Fakta yang ada bahwa kader hanya dipilih untuk menjalankan sesuatu tanpa ada proses pembentukan supaya kader ini dapat berkembang dan memegang peran yang penting. Selama ini mereka hanya sebatas menjalankan tugas.
Dua kata yang berbeda maknanya namun dalam penggunaanya sering ditempatkan pada posisi yang hampir sama, seperti halnya kader kesehatan desa dan relawan kesehatan desa.
***
Kembali pada cerita diatas, kader kesehatan di Babo akan mendapatkan SK dari Kecamatan Bandar pusaka dan akan mendapatkan insentive tiap bulan. Hal ini tidak pernah disosialisasikan dan dibicarakan Dinas terkait dengan Kader kesekatan Desa bersama Pemerintah desa, sehingga muncul banyak persepsi. Dari 13 orang hanya 3 orang yang mendapatkan SK. Sudah barang tentu ini menjadi pembicaraan menarik di kelompok, terlebih lagi karena ada kader lama namun tidak termasuk dalam 3 orang yang mendapatkan SK. Atmosfir kelompok menghangat. Hal ini tidak menjadi pertimbangan pemerintah dalam melakukan intervensi.  Pemerintah memberikan bantuan namun tidak mempertimbangkan dampak yang akan terjadi di masyarakat.
***
Istilah Relawan Kesehatan Desa (RKD) ini dipakai di Kelompok termasuk orang-orang yang telah sebelumnya dipilih Bidan desa menjadi Kader Kesehatan Desa (KKD) yang kemudian bergabung di Kelompok RKD. Namun istilah ini memang sangat berpengaruh terhadap pola pikir mereka. RKD telah cukup paham dengan pemahaman sebagai ‘Relawan’.  Namun anggota RKD yang sebelumnya sebagai ‘Kader’ pemahaman tentang kerelawanan memudar ketika ada bantuan karena mereka berambisi untuk bisa mendapatkan bantuan itu terutama jika bantuan itu untuk Kader Kesehatan.

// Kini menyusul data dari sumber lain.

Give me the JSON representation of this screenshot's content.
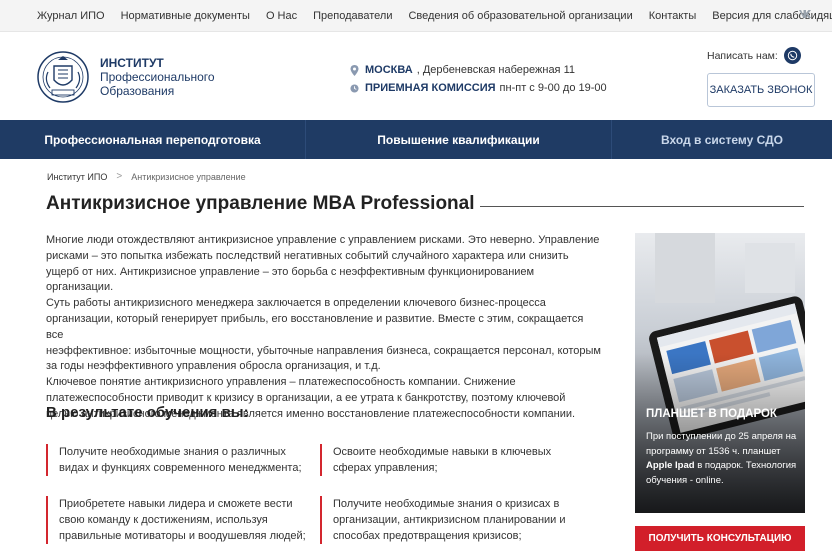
{
  "topnav": {
    "items": [
      "Журнал ИПО",
      "Нормативные документы",
      "О Нас",
      "Преподаватели",
      "Сведения об образовательной организации",
      "Контакты",
      "Версия для слабовидящих"
    ],
    "social_icon": "vk-icon"
  },
  "header": {
    "brand_line1": "ИНСТИТУТ",
    "brand_line2": "Профессионального",
    "brand_line3": "Образования",
    "city": "МОСКВА",
    "address": ", Дербеневская набережная 11",
    "admission_label": "ПРИЕМНАЯ КОМИССИЯ",
    "admission_hours": " пн-пт с 9-00 до 19-00",
    "write_label": "Написать нам:",
    "call_button": "ЗАКАЗАТЬ ЗВОНОК"
  },
  "mainnav": {
    "items": [
      "Профессиональная переподготовка",
      "Повышение квалификации",
      "Вход в систему СДО"
    ]
  },
  "breadcrumb": {
    "home": "Институт ИПО",
    "separator": ">",
    "current": "Антикризисное управление"
  },
  "page": {
    "title": "Антикризисное управление MBA Professional",
    "lines": [
      "Многие люди отождествляют антикризисное управление с управлением рисками. Это неверно. Управление",
      "рисками – это попытка избежать последствий негативных событий случайного характера или снизить",
      "ущерб от них. Антикризисное управление – это борьба с неэффективным функционированием организации.",
      "Суть работы антикризисного менеджера заключается в определении ключевого бизнес-процесса",
      "организации, который генерирует прибыль, его восстановление и развитие. Вместе с этим, сокращается все",
      "неэффективное: избыточные мощности, убыточные направления бизнеса, сокращается персонал, которым",
      "за годы неэффективного управления обросла организация, и т.д.",
      "Ключевое понятие антикризисного управления – платежеспособность компании. Снижение",
      "платежеспособности приводит к кризису в организации, а ее утрата к банкротству, поэтому ключевой",
      "целью антикризисного менеджмента является именно восстановление платежеспособности компании."
    ],
    "results_heading": "В результате обучения вы:",
    "points": [
      [
        "Получите необходимые знания о различных",
        "видах и функциях современного менеджмента;"
      ],
      [
        "Освоите необходимые навыки в ключевых",
        "сферах управления;"
      ],
      [
        "Приобретете навыки лидера и сможете вести",
        "свою команду к достижениям, используя",
        "правильные мотиваторы и воодушевляя людей;"
      ],
      [
        "Получите необходимые знания о кризисах в",
        "организации, антикризисном планировании и",
        "способах предотвращения кризисов;"
      ]
    ]
  },
  "promo": {
    "title": "ПЛАНШЕТ В ПОДАРОК",
    "text_lines": [
      "При поступлении до 25 апреля на",
      "программу от 1536 ч. планшет",
      "Apple Ipad в подарок. Технология",
      "обучения - online."
    ],
    "bold_part": "Apple Ipad",
    "consult_button": "ПОЛУЧИТЬ КОНСУЛЬТАЦИЮ"
  },
  "colors": {
    "navy": "#1f3b64",
    "accent_red": "#d21f2a",
    "topbar_bg": "#f4f4f4"
  }
}
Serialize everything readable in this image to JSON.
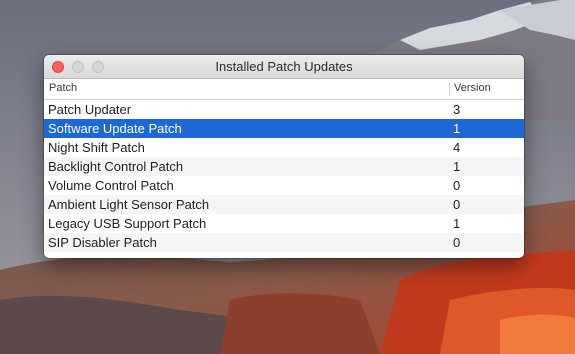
{
  "window": {
    "title": "Installed Patch Updates"
  },
  "table": {
    "columns": {
      "patch": "Patch",
      "version": "Version"
    },
    "rows": [
      {
        "name": "Patch Updater",
        "version": "3"
      },
      {
        "name": "Software Update Patch",
        "version": "1"
      },
      {
        "name": "Night Shift Patch",
        "version": "4"
      },
      {
        "name": "Backlight Control Patch",
        "version": "1"
      },
      {
        "name": "Volume Control Patch",
        "version": "0"
      },
      {
        "name": "Ambient Light Sensor Patch",
        "version": "0"
      },
      {
        "name": "Legacy USB Support Patch",
        "version": "1"
      },
      {
        "name": "SIP Disabler Patch",
        "version": "0"
      }
    ],
    "selected_row": 1
  },
  "colors": {
    "selection": "#1d67d6",
    "close_button": "#fc605c"
  }
}
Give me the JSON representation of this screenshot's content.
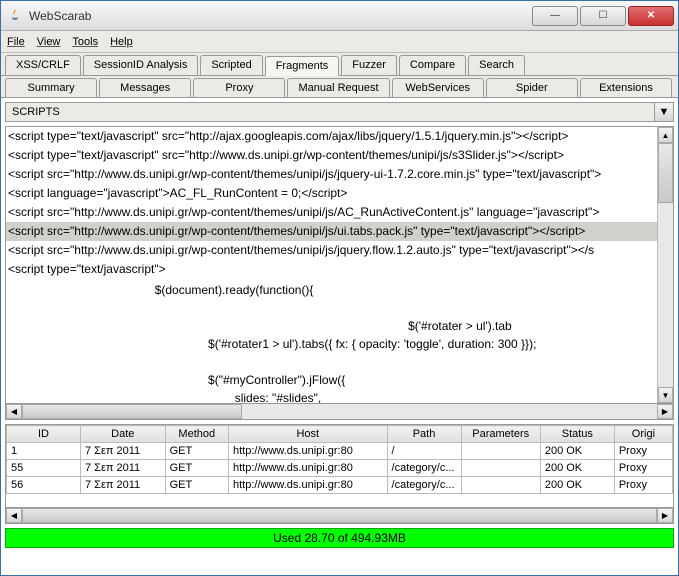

Persoalan ini mampu diredam ditingkat kelompok. 3 RKD yang mendapatkan SK dari Kecamatan merasa bahwa ini milik bersama karena pelayanan kesehatan di kampung dilakukan bersama dan informasi tentang insentive 1 juta per bulan ini hanyalah issue yang telah membuat hubungan anggota kelompok sempat tegang. Semoga kedepan Pemerintah akan lebih bijak ketika berproses dalam memberikan dukungan kepada masyarakat sehingga dukungan tersebut tidak menjadi persoalan namun benar-benar dapat mendukung pengembangan program di masyarakat.